Because when she died I left her in the vets.
Yes, really.
‘I can’t believe you just left her there.’ I was told recently, in an incredulous fashion.
‘She was dead.’ I countered. Diamond Mark did ask if I wanted her ashes, but I didn’t. Puddy wasn’t religious, I doubt she would have given a shit about being scattered. More importantly, what the feck did I want with a dead cat’s ashes?
‘You could have buried her in the back garden.’ incredulous person said, incredulously.
‘Er, in the flower beds or the lawn? Are you nuts?’
I have oft pondered the strange weird sentimentality people have for death. I don’t understand it at all, not even a little bit. I have been to my father’s grave exactly twice in my life, and on both occasions it took me a good while to find it. Once there, I cleared away a few weeds, felt slightly foolish and a little cold and wandered off. The second time I was at a different funeral, so I swung by, just to see if I could locate it again.
My oldest friend finds this utterly remarkable. She’s the sort of woman who visits graves on anniversaries and so forth, she drives comfort from this. Therefore I wouldn’t say anything to her about it. Indeed why would I? On the other paw I get no comfort standing in a field surrounded by buried corpses. I’m just not hard-wired that way. I find funerals tedious, the open casket thing weird and slightly creepy. I want no such funeral for myself and don’t give a rat’s ass what they do with my body once I am dead. If I don’t get my wish of being cremated, loaded into a blunderbuss and fired into a reiki centre to a cry of ‘HEAL THIS MUTHAFUCKERS!’ I think I’ll just donate myself to science, let them get some use from me.

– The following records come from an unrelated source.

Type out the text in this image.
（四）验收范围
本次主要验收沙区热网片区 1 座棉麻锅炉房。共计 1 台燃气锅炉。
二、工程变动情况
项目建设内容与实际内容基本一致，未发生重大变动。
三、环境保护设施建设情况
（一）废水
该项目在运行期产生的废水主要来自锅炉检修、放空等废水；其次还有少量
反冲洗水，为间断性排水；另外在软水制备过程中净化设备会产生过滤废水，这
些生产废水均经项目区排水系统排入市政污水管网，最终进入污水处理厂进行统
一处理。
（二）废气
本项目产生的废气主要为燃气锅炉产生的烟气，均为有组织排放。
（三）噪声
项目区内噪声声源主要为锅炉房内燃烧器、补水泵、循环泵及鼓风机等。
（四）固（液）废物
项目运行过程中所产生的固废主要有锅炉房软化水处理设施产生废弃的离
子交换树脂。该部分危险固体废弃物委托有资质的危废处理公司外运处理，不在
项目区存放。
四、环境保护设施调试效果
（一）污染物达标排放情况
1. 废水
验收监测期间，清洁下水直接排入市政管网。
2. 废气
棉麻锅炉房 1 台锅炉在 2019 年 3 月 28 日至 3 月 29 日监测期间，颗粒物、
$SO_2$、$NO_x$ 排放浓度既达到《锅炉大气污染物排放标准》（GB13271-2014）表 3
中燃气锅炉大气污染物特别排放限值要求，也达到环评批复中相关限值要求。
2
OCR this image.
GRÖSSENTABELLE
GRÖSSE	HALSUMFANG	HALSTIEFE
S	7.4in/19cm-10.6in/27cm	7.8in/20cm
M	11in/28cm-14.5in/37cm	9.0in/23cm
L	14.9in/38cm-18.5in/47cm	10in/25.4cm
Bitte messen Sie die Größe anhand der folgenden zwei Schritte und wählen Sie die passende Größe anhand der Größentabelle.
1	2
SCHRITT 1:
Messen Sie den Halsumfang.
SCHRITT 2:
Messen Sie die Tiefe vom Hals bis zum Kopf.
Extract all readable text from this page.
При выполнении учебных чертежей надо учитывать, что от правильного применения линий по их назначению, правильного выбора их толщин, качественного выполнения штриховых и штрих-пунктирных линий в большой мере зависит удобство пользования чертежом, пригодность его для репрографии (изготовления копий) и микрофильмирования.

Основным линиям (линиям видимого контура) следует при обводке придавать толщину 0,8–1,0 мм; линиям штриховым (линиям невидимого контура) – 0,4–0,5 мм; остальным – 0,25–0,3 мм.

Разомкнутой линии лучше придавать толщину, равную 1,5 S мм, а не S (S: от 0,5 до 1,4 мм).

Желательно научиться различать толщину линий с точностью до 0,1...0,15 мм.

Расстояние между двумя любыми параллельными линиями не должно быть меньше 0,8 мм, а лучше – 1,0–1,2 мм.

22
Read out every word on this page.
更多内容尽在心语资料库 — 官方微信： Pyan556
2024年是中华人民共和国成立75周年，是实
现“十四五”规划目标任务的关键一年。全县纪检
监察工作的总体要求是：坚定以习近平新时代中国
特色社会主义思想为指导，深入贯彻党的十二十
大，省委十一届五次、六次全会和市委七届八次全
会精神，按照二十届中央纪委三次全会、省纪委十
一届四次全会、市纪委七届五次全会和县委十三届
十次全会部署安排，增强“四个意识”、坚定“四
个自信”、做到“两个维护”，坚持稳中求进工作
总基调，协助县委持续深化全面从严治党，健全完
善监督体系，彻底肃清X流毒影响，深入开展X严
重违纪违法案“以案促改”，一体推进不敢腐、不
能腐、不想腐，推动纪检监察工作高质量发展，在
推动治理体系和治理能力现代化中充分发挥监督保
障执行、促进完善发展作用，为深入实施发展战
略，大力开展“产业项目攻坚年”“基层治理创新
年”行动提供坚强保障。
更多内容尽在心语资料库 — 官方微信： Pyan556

Back to Puddy, so yes I left her there on Diamond Mark’s table, looking surprisingly small, and terribly old. No I didn’t take her body with me. No I didn’t bury her in the garden or pay for her ashes to stick in an urn over the fireplace. What I did was love and care for her for 21 years. I loved Puddy, but she was dead. Incinerate her, put her in a bin, whatever it is vets do with remains; she was already gone, dead, passed, no more. I was with her in her final moments, I held her close so she would not be afraid, and if not fucking about with her corpse makes me a heartless fiend, then fuck that shit, so be it.
Maybe if more people spent a little more time worrying over the living and less time stage-managing corpses the world would be a better place.